Die Erhöhung der Pauschale für Gemeinkosten von 20 auf 40 Prozent wird ebenfalls nahegelegt. Der neue "Zukunftspakt" soll die bestehenden Bund-Länder-Kooperationen ablösen, zu denen der Hochschulpakt, der Pakt für Forschung und Innovation sowie die Exzellenzinitiative gehören, die allesamt in den nächsten Jahren auslaufen. Wissenschaftliche Einrichtungen müssten sich stärker profilieren und mehr zusammenarbeiten. Eine explizite Fortsetzung der Förderlinie "Zukunftskonzepte" im Rahmen der Exzellenzinitiative wird nicht empfohlen. Nachfolgeprogramme für die Förderung von Graduiertenschulen und Exzellenzclustern sollten unter dem Dach der DFG vereint werden. Außerdem sollen Bund und Länder die Schwerpunktbildung von Hochschulen durch gemeinsam getragene "Merian-Professuren" und fakultätsübergreifende "Liebig-Zentren" unterstützen. Gestrichen ist in dem Papier das laut Presseberichten in einer früheren Fassung explizit enthaltene Ziel, Deutschland solle zwei bis fünf Spitzenuniversitäten auf die vorderen Ränge internationaler Rankings bringen und insgesamt über 20 bis 25 forschungsstarke Universitäten verfügen.

Reaktionen

Regierung und Opposition, Bund und Länder begrüßen die Empfehlungen. Bundesbildungsministerin Johanna Wanka sagte: "Damit werden die Hochschulen als Herzstück des Wissenschaftssystems gestärkt". Die Empfehlungen seien ein zentraler Baustein, um unser Wissenschaftssystem zukunftsfest zu machen und weiter zu stärken. Für die Hochschulrektorenkonferenz sind die Empfehlungen ein "gelungenes Ensemble gut abgestimmter Maßnahmen", die das deutsche Wissenschaftssystem insgesamt stärken werden.

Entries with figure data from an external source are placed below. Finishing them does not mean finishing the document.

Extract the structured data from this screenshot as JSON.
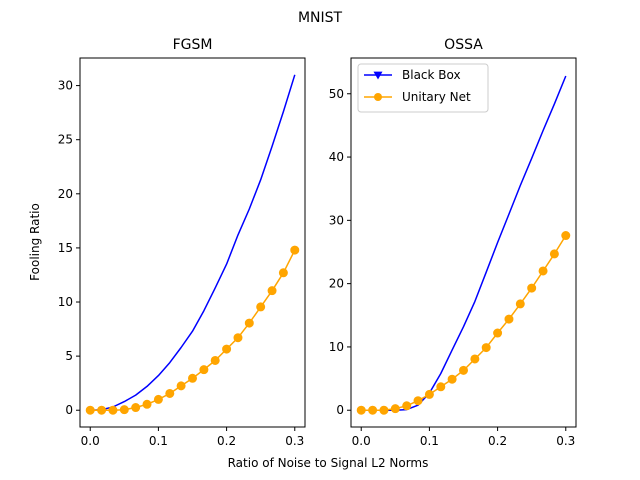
{
  "figure": {
    "title": "MNIST",
    "xlabel": "Ratio of Noise to Signal L2 Norms",
    "ylabel": "Fooling Ratio"
  },
  "colors": {
    "black_box": "#0000ff",
    "unitary_net": "#ffa500"
  },
  "chart_data": [
    {
      "type": "line",
      "title": "FGSM",
      "xlabel": "Ratio of Noise to Signal L2 Norms",
      "ylabel": "Fooling Ratio",
      "xlim": [
        -0.015,
        0.315
      ],
      "ylim": [
        -1.55,
        32.55
      ],
      "xticks": [
        0.0,
        0.1,
        0.2,
        0.3
      ],
      "xtick_labels": [
        "0.0",
        "0.1",
        "0.2",
        "0.3"
      ],
      "yticks": [
        0,
        5,
        10,
        15,
        20,
        25,
        30
      ],
      "ytick_labels": [
        "0",
        "5",
        "10",
        "15",
        "20",
        "25",
        "30"
      ],
      "grid": false,
      "legend": null,
      "series": [
        {
          "key": "black_box",
          "x": [
            0.0,
            0.0167,
            0.0333,
            0.05,
            0.0667,
            0.0833,
            0.1,
            0.1167,
            0.1333,
            0.15,
            0.1667,
            0.1833,
            0.2,
            0.2167,
            0.2333,
            0.25,
            0.2667,
            0.2833,
            0.3
          ],
          "y": [
            0.0,
            0.05,
            0.3,
            0.8,
            1.4,
            2.2,
            3.2,
            4.4,
            5.8,
            7.3,
            9.2,
            11.3,
            13.5,
            16.2,
            18.6,
            21.3,
            24.4,
            27.6,
            31.0
          ]
        },
        {
          "key": "unitary_net",
          "x": [
            0.0,
            0.0167,
            0.0333,
            0.05,
            0.0667,
            0.0833,
            0.1,
            0.1167,
            0.1333,
            0.15,
            0.1667,
            0.1833,
            0.2,
            0.2167,
            0.2333,
            0.25,
            0.2667,
            0.2833,
            0.3
          ],
          "y": [
            0.0,
            0.0,
            0.0,
            0.05,
            0.25,
            0.55,
            1.0,
            1.55,
            2.25,
            2.95,
            3.75,
            4.6,
            5.65,
            6.7,
            8.05,
            9.55,
            11.05,
            12.7,
            14.8
          ]
        }
      ]
    },
    {
      "type": "line",
      "title": "OSSA",
      "xlabel": "Ratio of Noise to Signal L2 Norms",
      "ylabel": "",
      "xlim": [
        -0.015,
        0.315
      ],
      "ylim": [
        -2.65,
        55.65
      ],
      "xticks": [
        0.0,
        0.1,
        0.2,
        0.3
      ],
      "xtick_labels": [
        "0.0",
        "0.1",
        "0.2",
        "0.3"
      ],
      "yticks": [
        0,
        10,
        20,
        30,
        40,
        50
      ],
      "ytick_labels": [
        "0",
        "10",
        "20",
        "30",
        "40",
        "50"
      ],
      "grid": false,
      "legend": {
        "placement": "top-left",
        "entries": [
          {
            "key": "black_box",
            "label": "Black Box",
            "marker": "triangle-down"
          },
          {
            "key": "unitary_net",
            "label": "Unitary Net",
            "marker": "circle"
          }
        ]
      },
      "series": [
        {
          "key": "black_box",
          "x": [
            0.0,
            0.0167,
            0.0333,
            0.05,
            0.0667,
            0.0833,
            0.1,
            0.1167,
            0.1333,
            0.15,
            0.1667,
            0.1833,
            0.2,
            0.2167,
            0.2333,
            0.25,
            0.2667,
            0.2833,
            0.3
          ],
          "y": [
            0.0,
            0.0,
            0.0,
            0.0,
            0.1,
            0.8,
            2.7,
            5.8,
            9.5,
            13.2,
            17.2,
            21.8,
            26.5,
            31.0,
            35.5,
            39.8,
            44.2,
            48.4,
            52.8
          ]
        },
        {
          "key": "unitary_net",
          "x": [
            0.0,
            0.0167,
            0.0333,
            0.05,
            0.0667,
            0.0833,
            0.1,
            0.1167,
            0.1333,
            0.15,
            0.1667,
            0.1833,
            0.2,
            0.2167,
            0.2333,
            0.25,
            0.2667,
            0.2833,
            0.3
          ],
          "y": [
            0.0,
            0.0,
            0.0,
            0.25,
            0.7,
            1.5,
            2.5,
            3.7,
            4.9,
            6.3,
            8.1,
            9.9,
            12.2,
            14.4,
            16.8,
            19.3,
            22.0,
            24.7,
            27.6
          ]
        }
      ]
    }
  ]
}
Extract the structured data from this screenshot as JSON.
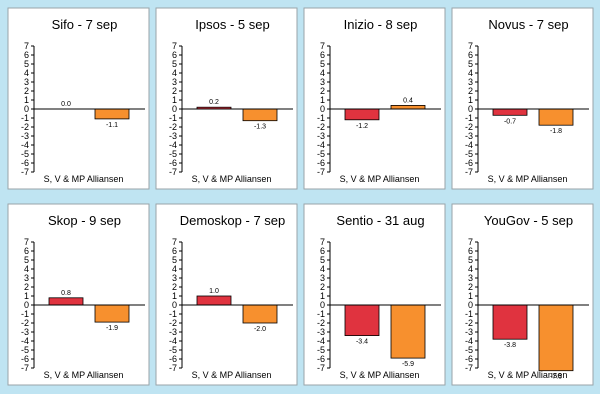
{
  "colors": {
    "background": "#bfe4f2",
    "sv_mp": "#e0333f",
    "alliansen": "#f7902e"
  },
  "chart_data": [
    {
      "type": "bar",
      "title": "Sifo - 7 sep",
      "categories": [
        "S, V & MP",
        "Alliansen"
      ],
      "values": [
        0.0,
        -1.1
      ],
      "labels": [
        "0.0",
        "-1.1"
      ],
      "ylim": [
        -7,
        7
      ],
      "yticks": [
        "7",
        "6",
        "5",
        "4",
        "3",
        "2",
        "1",
        "0",
        "-1",
        "-2",
        "-3",
        "-4",
        "-5",
        "-6",
        "-7"
      ],
      "xlabel": "S, V & MP Alliansen"
    },
    {
      "type": "bar",
      "title": "Ipsos - 5 sep",
      "categories": [
        "S, V & MP",
        "Alliansen"
      ],
      "values": [
        0.2,
        -1.3
      ],
      "labels": [
        "0.2",
        "-1.3"
      ],
      "ylim": [
        -7,
        7
      ],
      "yticks": [
        "7",
        "6",
        "5",
        "4",
        "3",
        "2",
        "1",
        "0",
        "-1",
        "-2",
        "-3",
        "-4",
        "-5",
        "-6",
        "-7"
      ],
      "xlabel": "S, V & MP Alliansen"
    },
    {
      "type": "bar",
      "title": "Inizio - 8 sep",
      "categories": [
        "S, V & MP",
        "Alliansen"
      ],
      "values": [
        -1.2,
        0.4
      ],
      "labels": [
        "-1.2",
        "0.4"
      ],
      "ylim": [
        -7,
        7
      ],
      "yticks": [
        "7",
        "6",
        "5",
        "4",
        "3",
        "2",
        "1",
        "0",
        "-1",
        "-2",
        "-3",
        "-4",
        "-5",
        "-6",
        "-7"
      ],
      "xlabel": "S, V & MP Alliansen"
    },
    {
      "type": "bar",
      "title": "Novus - 7 sep",
      "categories": [
        "S, V & MP",
        "Alliansen"
      ],
      "values": [
        -0.7,
        -1.8
      ],
      "labels": [
        "-0.7",
        "-1.8"
      ],
      "ylim": [
        -7,
        7
      ],
      "yticks": [
        "7",
        "6",
        "5",
        "4",
        "3",
        "2",
        "1",
        "0",
        "-1",
        "-2",
        "-3",
        "-4",
        "-5",
        "-6",
        "-7"
      ],
      "xlabel": "S, V & MP Alliansen"
    },
    {
      "type": "bar",
      "title": "Skop - 9 sep",
      "categories": [
        "S, V & MP",
        "Alliansen"
      ],
      "values": [
        0.8,
        -1.9
      ],
      "labels": [
        "0.8",
        "-1.9"
      ],
      "ylim": [
        -7,
        7
      ],
      "yticks": [
        "7",
        "6",
        "5",
        "4",
        "3",
        "2",
        "1",
        "0",
        "-1",
        "-2",
        "-3",
        "-4",
        "-5",
        "-6",
        "-7"
      ],
      "xlabel": "S, V & MP Alliansen"
    },
    {
      "type": "bar",
      "title": "Demoskop - 7 sep",
      "categories": [
        "S, V & MP",
        "Alliansen"
      ],
      "values": [
        1.0,
        -2.0
      ],
      "labels": [
        "1.0",
        "-2.0"
      ],
      "ylim": [
        -7,
        7
      ],
      "yticks": [
        "7",
        "6",
        "5",
        "4",
        "3",
        "2",
        "1",
        "0",
        "-1",
        "-2",
        "-3",
        "-4",
        "-5",
        "-6",
        "-7"
      ],
      "xlabel": "S, V & MP Alliansen"
    },
    {
      "type": "bar",
      "title": "Sentio - 31 aug",
      "categories": [
        "S, V & MP",
        "Alliansen"
      ],
      "values": [
        -3.4,
        -5.9
      ],
      "labels": [
        "-3.4",
        "-5.9"
      ],
      "ylim": [
        -7,
        7
      ],
      "yticks": [
        "7",
        "6",
        "5",
        "4",
        "3",
        "2",
        "1",
        "0",
        "-1",
        "-2",
        "-3",
        "-4",
        "-5",
        "-6",
        "-7"
      ],
      "xlabel": "S, V & MP Alliansen"
    },
    {
      "type": "bar",
      "title": "YouGov - 5 sep",
      "categories": [
        "S, V & MP",
        "Alliansen"
      ],
      "values": [
        -3.8,
        -7.3
      ],
      "labels": [
        "-3.8",
        "-7.3"
      ],
      "ylim": [
        -7,
        7
      ],
      "yticks": [
        "7",
        "6",
        "5",
        "4",
        "3",
        "2",
        "1",
        "0",
        "-1",
        "-2",
        "-3",
        "-4",
        "-5",
        "-6",
        "-7"
      ],
      "xlabel": "S, V & MP Alliansen"
    }
  ]
}
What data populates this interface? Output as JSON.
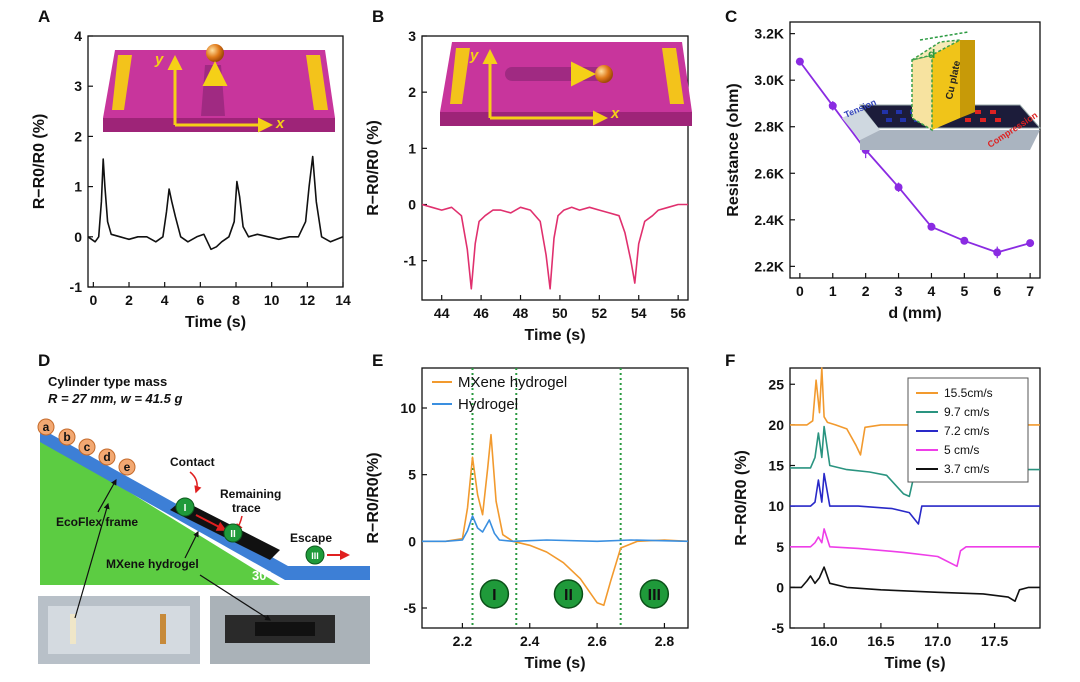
{
  "panel_labels": [
    "A",
    "B",
    "C",
    "D",
    "E",
    "F"
  ],
  "colors": {
    "A": "#111111",
    "B": "#e0306e",
    "C": "#8a2be2",
    "mxene": "#f29a2e",
    "hydrogel": "#3a8fe0",
    "s155": "#f29a2e",
    "s97": "#2a9480",
    "s72": "#2929c8",
    "s5": "#ee3ee8",
    "s37": "#111111",
    "marker": "#2a9a40"
  },
  "chart_data": [
    {
      "id": "A",
      "type": "line",
      "xlabel": "Time (s)",
      "ylabel": "R−R0/R0 (%)",
      "xlim": [
        -0.3,
        14
      ],
      "ylim": [
        -1,
        4
      ],
      "xticks": [
        0,
        2,
        4,
        6,
        8,
        10,
        12,
        14
      ],
      "yticks": [
        -1,
        0,
        1,
        2,
        3,
        4
      ],
      "series": [
        {
          "x": [
            -0.3,
            0.1,
            0.3,
            0.45,
            0.55,
            0.65,
            0.8,
            1.0,
            1.5,
            2.0,
            2.5,
            3.0,
            3.5,
            3.9,
            4.1,
            4.25,
            4.4,
            4.6,
            4.9,
            5.3,
            5.8,
            6.2,
            6.6,
            6.9,
            7.2,
            7.6,
            7.9,
            8.05,
            8.2,
            8.4,
            8.7,
            9.2,
            9.8,
            10.4,
            11.0,
            11.5,
            11.9,
            12.1,
            12.3,
            12.5,
            12.8,
            13.3,
            14.0
          ],
          "y": [
            0.0,
            -0.1,
            0.0,
            0.7,
            1.55,
            1.0,
            0.3,
            0.05,
            0.0,
            -0.05,
            0.0,
            0.0,
            -0.1,
            0.0,
            0.5,
            0.95,
            0.7,
            0.4,
            0.0,
            -0.1,
            0.0,
            0.05,
            -0.25,
            -0.2,
            -0.1,
            0.0,
            0.3,
            1.1,
            0.8,
            0.2,
            0.0,
            0.05,
            0.0,
            -0.05,
            0.0,
            0.0,
            0.3,
            1.0,
            1.6,
            0.7,
            0.0,
            -0.1,
            0.0
          ]
        }
      ]
    },
    {
      "id": "B",
      "type": "line",
      "xlabel": "Time (s)",
      "ylabel": "R−R0/R0 (%)",
      "xlim": [
        43,
        56.5
      ],
      "ylim": [
        -1.7,
        3
      ],
      "xticks": [
        44,
        46,
        48,
        50,
        52,
        54,
        56
      ],
      "yticks": [
        -1,
        0,
        1,
        2,
        3
      ],
      "series": [
        {
          "x": [
            43.0,
            43.5,
            44.0,
            44.5,
            45.0,
            45.3,
            45.5,
            45.7,
            45.9,
            46.2,
            46.6,
            47.0,
            47.5,
            48.0,
            48.5,
            49.0,
            49.3,
            49.5,
            49.7,
            49.9,
            50.2,
            50.6,
            51.0,
            51.5,
            52.0,
            52.5,
            53.0,
            53.3,
            53.6,
            53.8,
            54.0,
            54.3,
            54.7,
            55.0,
            55.5,
            56.0,
            56.5
          ],
          "y": [
            0.0,
            -0.05,
            -0.1,
            -0.05,
            -0.2,
            -0.8,
            -1.5,
            -0.7,
            -0.3,
            -0.2,
            -0.1,
            -0.1,
            -0.15,
            -0.05,
            -0.1,
            -0.3,
            -0.9,
            -1.5,
            -0.6,
            -0.2,
            -0.1,
            -0.05,
            -0.1,
            -0.05,
            -0.1,
            -0.15,
            -0.2,
            -0.5,
            -1.0,
            -1.4,
            -0.7,
            -0.3,
            -0.2,
            -0.1,
            -0.05,
            0.0,
            0.0
          ]
        }
      ]
    },
    {
      "id": "C",
      "type": "line",
      "xlabel": "d (mm)",
      "ylabel": "Resistance (ohm)",
      "xlim": [
        -0.3,
        7.3
      ],
      "ylim": [
        2150,
        3250
      ],
      "xticks": [
        0,
        1,
        2,
        3,
        4,
        5,
        6,
        7
      ],
      "yticks": [
        2200,
        2400,
        2600,
        2800,
        3000,
        3200
      ],
      "ytick_labels": [
        "2.2K",
        "2.4K",
        "2.6K",
        "2.8K",
        "3.0K",
        "3.2K"
      ],
      "series": [
        {
          "x": [
            0,
            1,
            2,
            3,
            4,
            5,
            6,
            7
          ],
          "y": [
            3080,
            2890,
            2700,
            2540,
            2370,
            2310,
            2260,
            2300
          ],
          "err": [
            15,
            20,
            35,
            20,
            15,
            15,
            25,
            15
          ]
        }
      ],
      "inset": {
        "labels": [
          "d",
          "Cu plate",
          "Tension",
          "Compression"
        ]
      }
    },
    {
      "id": "E",
      "type": "line",
      "xlabel": "Time (s)",
      "ylabel": "R−R0/R0(%)",
      "xlim": [
        2.08,
        2.87
      ],
      "ylim": [
        -6.5,
        13
      ],
      "xticks": [
        2.2,
        2.4,
        2.6,
        2.8
      ],
      "yticks": [
        -5,
        0,
        5,
        10
      ],
      "legend": "top-left",
      "series": [
        {
          "name": "MXene hydrogel",
          "x": [
            2.08,
            2.15,
            2.2,
            2.215,
            2.23,
            2.245,
            2.26,
            2.275,
            2.285,
            2.3,
            2.32,
            2.35,
            2.4,
            2.45,
            2.5,
            2.55,
            2.6,
            2.62,
            2.64,
            2.67,
            2.72,
            2.8,
            2.87
          ],
          "y": [
            0.0,
            0.0,
            0.2,
            2.5,
            6.3,
            3.5,
            2.0,
            5.5,
            8.0,
            3.0,
            0.5,
            0.0,
            -0.3,
            -0.8,
            -1.6,
            -2.8,
            -4.6,
            -4.8,
            -3.0,
            -0.5,
            0.0,
            0.1,
            0.0
          ]
        },
        {
          "name": "Hydrogel",
          "x": [
            2.08,
            2.15,
            2.2,
            2.215,
            2.23,
            2.245,
            2.26,
            2.28,
            2.295,
            2.31,
            2.35,
            2.45,
            2.6,
            2.7,
            2.87
          ],
          "y": [
            0.0,
            0.0,
            0.1,
            0.8,
            1.9,
            1.0,
            0.7,
            1.6,
            0.6,
            0.1,
            0.0,
            0.1,
            0.0,
            0.1,
            0.0
          ]
        }
      ],
      "dividers": [
        2.23,
        2.36,
        2.67
      ],
      "markers": [
        {
          "label": "I",
          "x": 2.295
        },
        {
          "label": "II",
          "x": 2.515
        },
        {
          "label": "III",
          "x": 2.77
        }
      ]
    },
    {
      "id": "F",
      "type": "line",
      "xlabel": "Time (s)",
      "ylabel": "R−R0/R0 (%)",
      "xlim": [
        15.7,
        17.9
      ],
      "ylim": [
        -5,
        27
      ],
      "xticks": [
        16.0,
        16.5,
        17.0,
        17.5
      ],
      "yticks": [
        -5,
        0,
        5,
        10,
        15,
        20,
        25
      ],
      "legend": "top-right",
      "series": [
        {
          "name": "15.5cm/s",
          "x": [
            15.7,
            15.85,
            15.9,
            15.93,
            15.96,
            15.98,
            16.0,
            16.03,
            16.1,
            16.2,
            16.28,
            16.32,
            16.36,
            16.5,
            17.0,
            17.9
          ],
          "y": [
            20.0,
            20.0,
            20.5,
            25.5,
            21.5,
            27.0,
            21.0,
            20.3,
            20.0,
            19.5,
            17.5,
            16.3,
            19.7,
            20.0,
            20.0,
            20.0
          ]
        },
        {
          "name": "9.7 cm/s",
          "x": [
            15.7,
            15.88,
            15.92,
            15.95,
            15.98,
            16.0,
            16.05,
            16.2,
            16.4,
            16.55,
            16.7,
            16.75,
            16.8,
            17.0,
            17.9
          ],
          "y": [
            14.7,
            14.7,
            16.0,
            19.0,
            16.0,
            19.8,
            15.0,
            14.5,
            14.2,
            13.8,
            11.5,
            11.2,
            14.3,
            14.5,
            14.5
          ]
        },
        {
          "name": "7.2 cm/s",
          "x": [
            15.7,
            15.88,
            15.92,
            15.95,
            15.98,
            16.0,
            16.05,
            16.3,
            16.6,
            16.75,
            16.83,
            16.86,
            17.0,
            17.9
          ],
          "y": [
            10.0,
            10.0,
            10.5,
            13.2,
            10.5,
            14.0,
            10.0,
            10.0,
            9.7,
            9.2,
            7.8,
            10.0,
            10.0,
            10.0
          ]
        },
        {
          "name": "5 cm/s",
          "x": [
            15.7,
            15.88,
            15.92,
            15.95,
            15.98,
            16.0,
            16.05,
            16.3,
            16.7,
            17.0,
            17.17,
            17.2,
            17.25,
            17.5,
            17.9
          ],
          "y": [
            5.0,
            5.0,
            5.5,
            6.2,
            5.5,
            7.2,
            5.0,
            4.8,
            4.3,
            3.8,
            2.6,
            4.5,
            5.0,
            5.0,
            5.0
          ]
        },
        {
          "name": "3.7 cm/s",
          "x": [
            15.7,
            15.8,
            15.85,
            15.88,
            15.92,
            15.96,
            16.0,
            16.05,
            16.2,
            16.5,
            17.0,
            17.4,
            17.62,
            17.68,
            17.72,
            17.8,
            17.9
          ],
          "y": [
            0.0,
            0.0,
            0.8,
            1.4,
            0.5,
            1.2,
            2.5,
            0.5,
            0.0,
            -0.3,
            -0.6,
            -0.8,
            -1.2,
            -1.7,
            -0.3,
            0.0,
            0.0
          ]
        }
      ]
    }
  ],
  "panel_D": {
    "title_line1": "Cylinder type mass",
    "title_line2": "R = 27 mm, w = 41.5 g",
    "balls": [
      "a",
      "b",
      "c",
      "d",
      "e"
    ],
    "contact": "Contact",
    "remaining1": "Remaining",
    "remaining2": "trace",
    "escape": "Escape",
    "ecoflex": "EcoFlex frame",
    "mxene": "MXene hydrogel",
    "angle": "30°",
    "stages": [
      "I",
      "II",
      "III"
    ]
  },
  "insets": {
    "A_axes": [
      "y",
      "x"
    ],
    "B_axes": [
      "y",
      "x"
    ]
  }
}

Der Präsident der Max-Planck-Gesellschaft, Professor Peter Gruss, kritisierte die Empfehlungen des Wissenschaftsrates in der Süddeutschen Zeitung, weil er die MPG nicht ausreichend gewürdigt sieht. Es sei ein Fehlverständnis, wenn die Universitäten als zentraler Organisator im System apostrophiert werden, "mich ärgert, dass unsere Leistung verkannt wird, dass unsere Rolle verkannt wird". Er wehre sich gegen eine lokale Vereinnahmung durch Universitäten. "Unsere Forschungsprojekte werden nicht in den Köpfen von Rektoren entwickelt, sondern durch die Wissenschaftler der Max-Planck-Gesellschaft". Auch könne eine Gesamtanalyse mit vielleicht auch unbequemen Schlussfolgerungen nicht durch ein national besetztes Gremium wie den Wissenschaftsrat geleistet werden. Das gelte für die beteiligten Wissenschaftler wie für die Politiker. Man verlange ihnen eine Neutralität ab, die sie aufgrund ihrer Rolle im System nicht haben könnten.

Wird hier Neutralität und Internationalität gefordert, um als Wissenschaftsorganisation am Ende besser dazustehen? Das wäre keine gute Perspektive.

Die Empfehlungen des Wissenschaftsrats sind im Internet unter www.wissenschaftsrat.de zu finden.